In the sense of the way in which we read our world today, Volcker could be described as an ‘anti-populist’. He was a humble technocrat, or expert, who confronted very tough decisions, with unpopular side-effects. There are at least two reasons as to why he should be studied.

The first is that the world is beset by the accumulation of near existential risks – indebtedness is the highest it has been since the second world war and the Napoleonic Wars before that and, the climate is warming at a rate never seen in the past two hundred years and many cities suffer paralyzing pollution. These and other risks badly need a Volcker type character to resolve them, or else they will be patched up in a crisis. Policy makers need courage, rather than new frameworks.

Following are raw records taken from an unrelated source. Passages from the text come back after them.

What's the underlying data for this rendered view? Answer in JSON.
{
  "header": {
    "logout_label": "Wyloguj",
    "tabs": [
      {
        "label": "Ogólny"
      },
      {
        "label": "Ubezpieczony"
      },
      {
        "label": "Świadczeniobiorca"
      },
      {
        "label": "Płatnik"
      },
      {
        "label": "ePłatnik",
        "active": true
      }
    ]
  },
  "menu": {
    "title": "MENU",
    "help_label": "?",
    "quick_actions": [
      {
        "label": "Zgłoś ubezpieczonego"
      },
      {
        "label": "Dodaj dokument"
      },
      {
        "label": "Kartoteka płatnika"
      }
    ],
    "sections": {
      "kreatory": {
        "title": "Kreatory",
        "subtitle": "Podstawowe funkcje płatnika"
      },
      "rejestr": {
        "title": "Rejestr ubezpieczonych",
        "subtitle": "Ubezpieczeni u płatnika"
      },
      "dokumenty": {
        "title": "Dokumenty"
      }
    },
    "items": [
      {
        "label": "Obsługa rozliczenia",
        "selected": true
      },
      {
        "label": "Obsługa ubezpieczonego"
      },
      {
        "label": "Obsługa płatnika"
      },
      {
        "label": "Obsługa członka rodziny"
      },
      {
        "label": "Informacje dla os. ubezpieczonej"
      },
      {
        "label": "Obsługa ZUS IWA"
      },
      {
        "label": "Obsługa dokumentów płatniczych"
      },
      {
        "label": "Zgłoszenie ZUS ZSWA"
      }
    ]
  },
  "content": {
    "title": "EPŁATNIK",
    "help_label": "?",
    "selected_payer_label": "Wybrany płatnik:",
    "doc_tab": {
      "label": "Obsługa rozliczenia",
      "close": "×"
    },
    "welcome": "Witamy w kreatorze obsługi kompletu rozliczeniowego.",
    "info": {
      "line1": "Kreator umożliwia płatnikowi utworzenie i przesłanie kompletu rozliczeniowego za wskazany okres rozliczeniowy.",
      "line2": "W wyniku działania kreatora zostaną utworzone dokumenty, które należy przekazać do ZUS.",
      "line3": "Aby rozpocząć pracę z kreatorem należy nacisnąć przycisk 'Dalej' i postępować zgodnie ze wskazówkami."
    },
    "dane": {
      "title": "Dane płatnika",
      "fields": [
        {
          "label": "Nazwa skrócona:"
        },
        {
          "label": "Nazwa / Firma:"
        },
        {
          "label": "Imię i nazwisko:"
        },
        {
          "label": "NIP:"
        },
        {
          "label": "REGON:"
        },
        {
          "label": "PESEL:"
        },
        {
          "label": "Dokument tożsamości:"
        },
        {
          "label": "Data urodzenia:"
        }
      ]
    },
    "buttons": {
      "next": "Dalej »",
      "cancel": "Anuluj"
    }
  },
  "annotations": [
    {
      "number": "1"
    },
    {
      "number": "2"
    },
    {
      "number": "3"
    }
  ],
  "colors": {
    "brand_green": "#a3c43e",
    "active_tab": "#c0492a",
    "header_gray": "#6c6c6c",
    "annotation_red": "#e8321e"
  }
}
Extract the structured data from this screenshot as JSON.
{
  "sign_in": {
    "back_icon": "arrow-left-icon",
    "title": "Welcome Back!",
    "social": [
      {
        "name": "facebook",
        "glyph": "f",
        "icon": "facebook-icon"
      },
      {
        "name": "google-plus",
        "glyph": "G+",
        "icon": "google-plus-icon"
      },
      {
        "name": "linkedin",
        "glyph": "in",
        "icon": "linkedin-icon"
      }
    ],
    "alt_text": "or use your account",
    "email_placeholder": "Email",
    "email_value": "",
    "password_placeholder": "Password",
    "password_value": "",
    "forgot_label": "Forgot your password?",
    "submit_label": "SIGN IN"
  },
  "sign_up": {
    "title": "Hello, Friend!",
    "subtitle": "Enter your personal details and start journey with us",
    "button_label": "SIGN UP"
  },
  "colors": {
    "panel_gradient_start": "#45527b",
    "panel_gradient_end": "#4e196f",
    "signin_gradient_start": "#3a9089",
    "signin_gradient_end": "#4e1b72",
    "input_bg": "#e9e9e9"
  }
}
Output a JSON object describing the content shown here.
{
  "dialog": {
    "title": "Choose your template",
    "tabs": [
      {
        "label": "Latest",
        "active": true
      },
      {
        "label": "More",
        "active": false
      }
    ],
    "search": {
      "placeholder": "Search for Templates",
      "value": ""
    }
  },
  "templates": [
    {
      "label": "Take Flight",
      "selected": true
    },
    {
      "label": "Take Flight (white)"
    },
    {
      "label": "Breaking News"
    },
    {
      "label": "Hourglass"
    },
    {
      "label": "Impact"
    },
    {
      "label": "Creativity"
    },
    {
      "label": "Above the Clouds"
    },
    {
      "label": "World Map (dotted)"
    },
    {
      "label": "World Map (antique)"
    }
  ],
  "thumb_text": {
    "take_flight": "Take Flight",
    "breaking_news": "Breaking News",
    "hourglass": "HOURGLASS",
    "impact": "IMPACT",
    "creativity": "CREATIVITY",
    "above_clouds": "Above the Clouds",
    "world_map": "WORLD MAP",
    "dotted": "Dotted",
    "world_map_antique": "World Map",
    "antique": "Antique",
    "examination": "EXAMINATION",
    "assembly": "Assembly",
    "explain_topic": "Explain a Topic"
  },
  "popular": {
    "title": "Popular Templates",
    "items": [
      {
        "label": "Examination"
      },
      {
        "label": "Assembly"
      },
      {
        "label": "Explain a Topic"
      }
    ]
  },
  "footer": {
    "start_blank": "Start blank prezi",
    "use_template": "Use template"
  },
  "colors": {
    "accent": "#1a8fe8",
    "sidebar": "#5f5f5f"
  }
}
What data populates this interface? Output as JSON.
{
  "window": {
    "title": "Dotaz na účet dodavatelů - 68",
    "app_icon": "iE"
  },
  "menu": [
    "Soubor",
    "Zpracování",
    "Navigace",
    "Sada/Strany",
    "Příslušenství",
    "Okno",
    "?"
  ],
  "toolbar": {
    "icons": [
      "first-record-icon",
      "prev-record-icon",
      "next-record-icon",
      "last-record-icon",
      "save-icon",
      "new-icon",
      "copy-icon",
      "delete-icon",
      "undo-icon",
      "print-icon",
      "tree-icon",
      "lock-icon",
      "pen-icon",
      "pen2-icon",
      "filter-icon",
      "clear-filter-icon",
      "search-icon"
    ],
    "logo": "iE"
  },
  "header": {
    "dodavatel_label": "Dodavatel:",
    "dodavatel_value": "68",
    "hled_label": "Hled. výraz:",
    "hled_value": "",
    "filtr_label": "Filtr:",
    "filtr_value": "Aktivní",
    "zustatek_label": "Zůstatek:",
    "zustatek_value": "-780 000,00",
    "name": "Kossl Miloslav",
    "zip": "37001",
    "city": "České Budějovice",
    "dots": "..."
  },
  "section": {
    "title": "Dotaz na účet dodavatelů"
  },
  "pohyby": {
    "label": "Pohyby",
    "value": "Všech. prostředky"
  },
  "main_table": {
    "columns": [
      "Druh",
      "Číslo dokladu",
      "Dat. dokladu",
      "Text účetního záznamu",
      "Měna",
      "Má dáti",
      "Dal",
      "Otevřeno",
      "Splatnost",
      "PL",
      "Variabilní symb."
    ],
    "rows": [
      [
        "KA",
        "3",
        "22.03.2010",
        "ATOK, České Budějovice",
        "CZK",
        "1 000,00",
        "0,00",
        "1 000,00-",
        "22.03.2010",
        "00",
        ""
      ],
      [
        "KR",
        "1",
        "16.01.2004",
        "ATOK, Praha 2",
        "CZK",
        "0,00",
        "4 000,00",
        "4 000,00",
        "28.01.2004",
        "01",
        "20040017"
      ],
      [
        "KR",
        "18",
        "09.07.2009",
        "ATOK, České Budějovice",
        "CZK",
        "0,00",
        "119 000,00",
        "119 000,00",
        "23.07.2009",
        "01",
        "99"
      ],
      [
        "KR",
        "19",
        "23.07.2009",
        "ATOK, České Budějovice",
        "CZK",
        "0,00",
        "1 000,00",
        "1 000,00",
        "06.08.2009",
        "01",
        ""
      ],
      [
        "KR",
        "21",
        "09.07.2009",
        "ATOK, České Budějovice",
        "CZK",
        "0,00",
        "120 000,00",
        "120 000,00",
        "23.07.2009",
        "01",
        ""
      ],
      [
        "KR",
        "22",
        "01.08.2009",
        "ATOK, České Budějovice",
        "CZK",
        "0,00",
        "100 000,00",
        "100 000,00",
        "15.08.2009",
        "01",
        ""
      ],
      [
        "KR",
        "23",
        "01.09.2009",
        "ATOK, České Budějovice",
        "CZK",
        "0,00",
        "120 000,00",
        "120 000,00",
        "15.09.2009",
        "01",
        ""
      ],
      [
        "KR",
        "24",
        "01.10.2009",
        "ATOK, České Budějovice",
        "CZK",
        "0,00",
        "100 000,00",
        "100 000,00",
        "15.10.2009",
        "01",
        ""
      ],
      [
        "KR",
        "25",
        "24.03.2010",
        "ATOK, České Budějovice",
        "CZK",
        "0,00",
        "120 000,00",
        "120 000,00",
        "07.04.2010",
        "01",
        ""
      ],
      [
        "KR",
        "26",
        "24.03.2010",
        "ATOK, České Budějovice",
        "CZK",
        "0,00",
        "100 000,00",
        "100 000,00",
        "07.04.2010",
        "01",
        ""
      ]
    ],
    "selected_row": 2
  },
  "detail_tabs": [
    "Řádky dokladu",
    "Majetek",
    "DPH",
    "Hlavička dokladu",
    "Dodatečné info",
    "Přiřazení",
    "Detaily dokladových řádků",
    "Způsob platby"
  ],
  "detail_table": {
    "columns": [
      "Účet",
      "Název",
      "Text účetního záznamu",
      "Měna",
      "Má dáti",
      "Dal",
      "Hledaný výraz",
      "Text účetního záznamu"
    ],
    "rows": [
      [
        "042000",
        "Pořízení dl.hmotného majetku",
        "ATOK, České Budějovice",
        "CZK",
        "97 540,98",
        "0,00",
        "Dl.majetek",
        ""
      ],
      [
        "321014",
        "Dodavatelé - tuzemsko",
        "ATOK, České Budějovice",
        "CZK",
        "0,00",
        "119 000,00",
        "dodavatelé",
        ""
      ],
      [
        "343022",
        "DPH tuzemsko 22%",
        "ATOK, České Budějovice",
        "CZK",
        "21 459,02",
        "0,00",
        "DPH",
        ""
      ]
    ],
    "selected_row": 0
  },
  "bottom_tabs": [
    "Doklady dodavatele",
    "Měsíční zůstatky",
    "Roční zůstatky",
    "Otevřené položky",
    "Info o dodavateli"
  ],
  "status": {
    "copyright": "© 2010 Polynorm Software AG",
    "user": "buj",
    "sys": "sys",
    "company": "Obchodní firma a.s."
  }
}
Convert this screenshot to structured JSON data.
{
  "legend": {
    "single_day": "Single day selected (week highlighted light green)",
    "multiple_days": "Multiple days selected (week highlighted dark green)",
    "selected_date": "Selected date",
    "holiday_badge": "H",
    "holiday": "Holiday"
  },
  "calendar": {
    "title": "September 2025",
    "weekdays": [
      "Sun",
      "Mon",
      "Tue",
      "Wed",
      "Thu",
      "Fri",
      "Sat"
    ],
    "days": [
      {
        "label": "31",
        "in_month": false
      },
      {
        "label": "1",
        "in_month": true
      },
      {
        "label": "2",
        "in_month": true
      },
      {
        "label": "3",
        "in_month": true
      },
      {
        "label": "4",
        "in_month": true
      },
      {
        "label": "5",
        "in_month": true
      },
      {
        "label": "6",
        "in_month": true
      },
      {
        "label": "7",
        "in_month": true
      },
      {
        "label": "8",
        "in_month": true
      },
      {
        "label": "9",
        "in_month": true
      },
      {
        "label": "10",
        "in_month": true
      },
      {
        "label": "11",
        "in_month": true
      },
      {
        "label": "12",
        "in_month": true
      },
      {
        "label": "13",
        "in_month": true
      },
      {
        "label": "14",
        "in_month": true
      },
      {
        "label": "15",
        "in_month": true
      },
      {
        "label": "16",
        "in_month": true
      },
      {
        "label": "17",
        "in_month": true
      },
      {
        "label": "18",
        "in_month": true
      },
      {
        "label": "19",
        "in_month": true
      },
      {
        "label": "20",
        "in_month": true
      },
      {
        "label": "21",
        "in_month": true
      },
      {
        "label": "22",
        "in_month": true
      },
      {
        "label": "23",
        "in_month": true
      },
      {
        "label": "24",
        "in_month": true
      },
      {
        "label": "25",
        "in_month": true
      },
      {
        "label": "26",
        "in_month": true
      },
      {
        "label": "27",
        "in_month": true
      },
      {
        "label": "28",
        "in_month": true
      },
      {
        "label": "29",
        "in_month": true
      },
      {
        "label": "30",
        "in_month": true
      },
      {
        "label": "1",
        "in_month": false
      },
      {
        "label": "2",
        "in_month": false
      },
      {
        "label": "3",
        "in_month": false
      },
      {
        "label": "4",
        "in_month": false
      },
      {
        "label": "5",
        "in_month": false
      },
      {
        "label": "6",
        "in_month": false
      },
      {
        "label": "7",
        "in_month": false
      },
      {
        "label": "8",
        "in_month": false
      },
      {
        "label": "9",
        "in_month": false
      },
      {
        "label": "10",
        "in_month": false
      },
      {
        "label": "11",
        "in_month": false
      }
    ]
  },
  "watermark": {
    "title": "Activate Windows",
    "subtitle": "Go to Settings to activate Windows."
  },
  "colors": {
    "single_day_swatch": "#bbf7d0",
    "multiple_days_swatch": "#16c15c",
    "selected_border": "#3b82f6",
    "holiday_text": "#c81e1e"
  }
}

This is doubly true in a world where the ECB and the Fed are experimenting with new ways of encroaching into the political economy and by extension, of distorting markets. Quantitative easing and negative interest rates have not created organic economic growth. Instead they drive asset bubbles, build wealth inequality and give reckless politicians the cover to engage in poor policy (i.e. Trump’s trade war). Developed world monetary policy risks fatally compromising itself. Volcker would not approve, neither should we.